Monday, 25 July 2016

So who are PO! and will I like them?


This post is written for anyone attending Indietracks festival this weekend 29-31st July 2016. It always seems a shame when there's so much choice of what to go and see and you might miss something good if you haven't got your schedule totally organised. But then again, there's the serendipity of discovering something worthwhile - and hopefully that will happen for me. 

Back in 1986, the must-read music paper of the day, the NME, printed a number of editions with free cassette compilations. The start of the indie-pop movement is often attributed to C86, which was one of these cassettes.  The following year, I formed the band PO! My motivations were largely feminist anger at a harsh world, but there was no Riot Grrrl then and I was probably too nice. I also did like singable tunes and wordsmithery so indie-pop was the genre that fitted best of all.

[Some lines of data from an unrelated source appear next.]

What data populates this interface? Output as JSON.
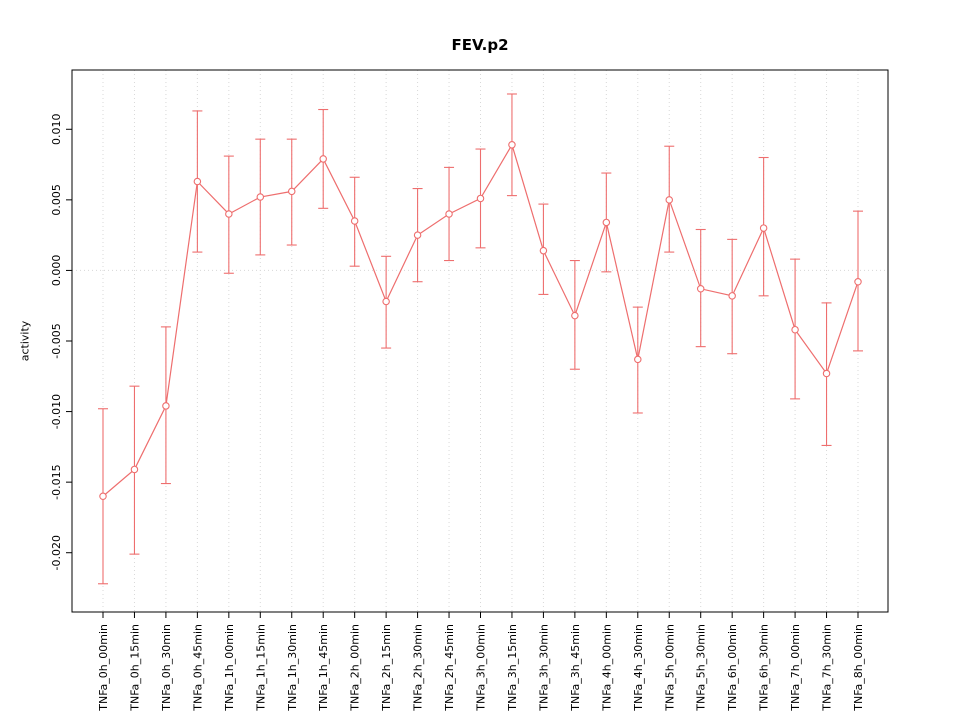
{
  "chart_data": {
    "type": "line",
    "title": "FEV.p2",
    "xlabel": "",
    "ylabel": "activity",
    "ylim": [
      -0.0242,
      0.0142
    ],
    "ytick_labels": [
      "0.010",
      "0.005",
      "0.000",
      "-0.005",
      "-0.010",
      "-0.015",
      "-0.020"
    ],
    "grid": {
      "vertical": true,
      "horizontal_at": 0,
      "style": "dotted",
      "color": "#d8d8d8"
    },
    "series_color": "#ee6e6e",
    "point_style": "open-circle",
    "categories": [
      "TNFa_0h_00min",
      "TNFa_0h_15min",
      "TNFa_0h_30min",
      "TNFa_0h_45min",
      "TNFa_1h_00min",
      "TNFa_1h_15min",
      "TNFa_1h_30min",
      "TNFa_1h_45min",
      "TNFa_2h_00min",
      "TNFa_2h_15min",
      "TNFa_2h_30min",
      "TNFa_2h_45min",
      "TNFa_3h_00min",
      "TNFa_3h_15min",
      "TNFa_3h_30min",
      "TNFa_3h_45min",
      "TNFa_4h_00min",
      "TNFa_4h_30min",
      "TNFa_5h_00min",
      "TNFa_5h_30min",
      "TNFa_6h_00min",
      "TNFa_6h_30min",
      "TNFa_7h_00min",
      "TNFa_7h_30min",
      "TNFa_8h_00min"
    ],
    "values": [
      -0.016,
      -0.0141,
      -0.0096,
      0.0063,
      0.004,
      0.0052,
      0.0056,
      0.0079,
      0.0035,
      -0.0022,
      0.0025,
      0.004,
      0.0051,
      0.0089,
      0.0014,
      -0.0032,
      0.0034,
      -0.0063,
      0.005,
      -0.0013,
      -0.0018,
      0.003,
      -0.0042,
      -0.0073,
      -0.0008
    ],
    "upper": [
      -0.0098,
      -0.0082,
      -0.004,
      0.0113,
      0.0081,
      0.0093,
      0.0093,
      0.0114,
      0.0066,
      0.001,
      0.0058,
      0.0073,
      0.0086,
      0.0125,
      0.0047,
      0.0007,
      0.0069,
      -0.0026,
      0.0088,
      0.0029,
      0.0022,
      0.008,
      0.0008,
      -0.0023,
      0.0042
    ],
    "lower": [
      -0.0222,
      -0.0201,
      -0.0151,
      0.0013,
      -0.0002,
      0.0011,
      0.0018,
      0.0044,
      0.0003,
      -0.0055,
      -0.0008,
      0.0007,
      0.0016,
      0.0053,
      -0.0017,
      -0.007,
      -0.0001,
      -0.0101,
      0.0013,
      -0.0054,
      -0.0059,
      -0.0018,
      -0.0091,
      -0.0124,
      -0.0057
    ]
  }
}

If you didn't listen to the lyrics, you might be cheered by the soaring and jangly tunes, but the words are often more reflective, miserable or aggressive. The name PO! means lots of different things but originally meant Piss Off!
Over the next 15 years, PO! had various line-ups. For a while we were an all-female band. Later versions of the band got very grown up and serious until I decided to stop doing it around the millennium. Since then, the Internet has generated interest in PO! and I kept reading things online about how I had disappeared. A divorce, and a year of treatment for breast cancer have re-motivated me to communicate with the world through song. This year, I'm singing my old songs. After that I might have something different to say. 

Albert stole my heart
The PO! songs which seem best-loved live or on You Tube include Fay, which is a quiet song about how a sparky, daring and mouthy young girl full of potential becomes damaged and suicidal in adulthood.  Appleseed Alley is a wide-themed song about the spread of ideas, sex and control; it's based on the legend of Johnny Appleseed. Sunday Never Comes Around is a pure pop song; I always say it's the only love song I've ever written, but I realise that's not true because I also wrote a love song for Albert, a horse at the Redwings Horse Sanctuary.  

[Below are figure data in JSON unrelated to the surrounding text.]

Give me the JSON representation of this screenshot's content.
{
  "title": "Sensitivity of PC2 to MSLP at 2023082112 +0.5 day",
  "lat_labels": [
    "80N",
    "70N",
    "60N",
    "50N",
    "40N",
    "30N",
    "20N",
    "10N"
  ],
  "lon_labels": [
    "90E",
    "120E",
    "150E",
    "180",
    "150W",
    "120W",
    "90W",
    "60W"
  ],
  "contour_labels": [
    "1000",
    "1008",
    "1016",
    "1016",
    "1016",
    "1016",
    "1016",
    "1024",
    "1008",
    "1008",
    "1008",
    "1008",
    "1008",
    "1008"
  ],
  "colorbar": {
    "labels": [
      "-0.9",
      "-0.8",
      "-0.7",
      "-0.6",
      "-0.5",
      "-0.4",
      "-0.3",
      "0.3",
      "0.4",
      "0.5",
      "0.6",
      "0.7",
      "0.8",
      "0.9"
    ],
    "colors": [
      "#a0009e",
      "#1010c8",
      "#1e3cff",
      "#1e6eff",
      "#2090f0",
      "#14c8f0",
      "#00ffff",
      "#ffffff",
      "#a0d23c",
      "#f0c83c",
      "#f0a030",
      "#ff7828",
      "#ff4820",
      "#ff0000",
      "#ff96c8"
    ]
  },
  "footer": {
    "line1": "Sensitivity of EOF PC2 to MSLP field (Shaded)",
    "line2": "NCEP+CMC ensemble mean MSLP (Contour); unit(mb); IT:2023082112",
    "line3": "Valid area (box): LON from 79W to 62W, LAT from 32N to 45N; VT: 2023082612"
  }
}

I'm sometimes called a veteran of the scene. These are the things I've done that I'm proud of:

  • My 100+ songs have substance; mostly they are about girl experience in a tricky world;
  • I was good in the 1980s/90s at promoting my band; locally, nationally and internationally;
  • I set up and ran Rutland Records for over 10 years;
  • John Peel rang up and offered us a Radio 1 session, which was repeated.
  • Our last 7" was Single of the Week in the NME.
  • Online people who are half my age seem to like what PO! did;
  • Despite not playing or releasing anything for 15 years, I still get offered gigs;
  • I am still alive, fairly healthy, not 'disappeared' and can make music again when I want to.

I'm playing with a scaled-down PO! band on Saturday 30th July at 5pm on the indoor stage, and as a solo performer on Sunday 31st at 8.20pm. I'll be pleased to see anyone there and hope to meet PO! fans old and new.